Enter the Scratchbox, the instrument that immediately caught my eye because of its simplicity and the magic that it unlocked. The Scratchbox uses a cassette player head to read the magnetic stripes from the back of gift cards to create a sound reminiscent of turntable scratching. I had the parts on hand so I constructed my own.
Mine includes a 3D printed bumper to protect the cassette head when the tin is set down. I dig its portability and the crazy sounds it produces.
As I finished it I thought about repurposing a turntable used previously with a Makey Makey.
I was never satisfied with the tangle of wires that were necessary to make scratching sounds (samples, actually) on this version of the turntable. I wanted to machine copper pads to replace the copper tape ones, and solder copper wire that could run in the grooves, but have not had the chance to try that yet.

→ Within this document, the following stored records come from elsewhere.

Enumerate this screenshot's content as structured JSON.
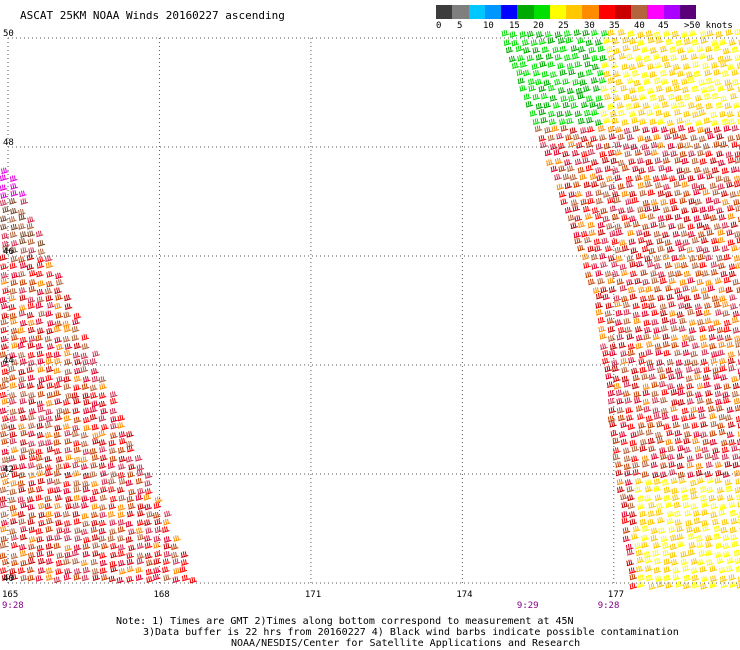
{
  "title": "ASCAT 25KM NOAA Winds 20160227 ascending",
  "colorbar": {
    "colors": [
      "#3c3c3c",
      "#7f7f7f",
      "#00c8ff",
      "#0096ff",
      "#0000ff",
      "#00aa00",
      "#00e000",
      "#ffff00",
      "#ffc800",
      "#ff8c00",
      "#ff0000",
      "#c80000",
      "#b4643c",
      "#ff00ff",
      "#aa00ff",
      "#5a0078"
    ],
    "labels": [
      "0",
      "5",
      "10",
      "15",
      "20",
      "25",
      "30",
      "35",
      "40",
      "45",
      ">50 knots"
    ]
  },
  "chart_data": {
    "type": "map",
    "projection": "lat-lon",
    "xlim": [
      165,
      179.5
    ],
    "ylim": [
      40,
      50
    ],
    "lat_ticks": [
      "50",
      "48",
      "46",
      "44",
      "42",
      "40"
    ],
    "lon_ticks": [
      "165",
      "168",
      "171",
      "174",
      "177"
    ],
    "swath_times": [
      {
        "label": "9:28",
        "lon": 165
      },
      {
        "label": "9:29",
        "lon": 175.2
      },
      {
        "label": "9:28",
        "lon": 176.8
      }
    ],
    "wind_swaths": [
      {
        "name": "western",
        "dominant_speeds_knots": "25-45",
        "lat_range": [
          40,
          47.8
        ]
      },
      {
        "name": "eastern",
        "dominant_speeds_knots": "15-45",
        "lat_range": [
          40,
          50
        ]
      }
    ]
  },
  "notes": [
    "Note: 1) Times are GMT 2)Times along bottom correspond to measurement at 45N",
    "3)Data buffer is 22 hrs from 20160227 4) Black wind barbs indicate possible contamination",
    "NOAA/NESDIS/Center for Satellite Applications and Research"
  ]
}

My friend cut and etched a new turntable for me. Evidently it was a real pain to etch it as deep as she was able; next time it might be a job better handled by a CNC. However, the grooves turned out deep enough for the project.
I made a crayon rubbing of the grooves then cut out the groove area to serve as a stencil.
I used alligator clips to connect the cassette player head to the 1/4" jack to test the head and the stripes. It worked!
I hot glued the cassette player head to an iteration of the 3D printed stylus from the Makey version.
Plugged into my stereo, I can scratch on the turntable and not damage my records!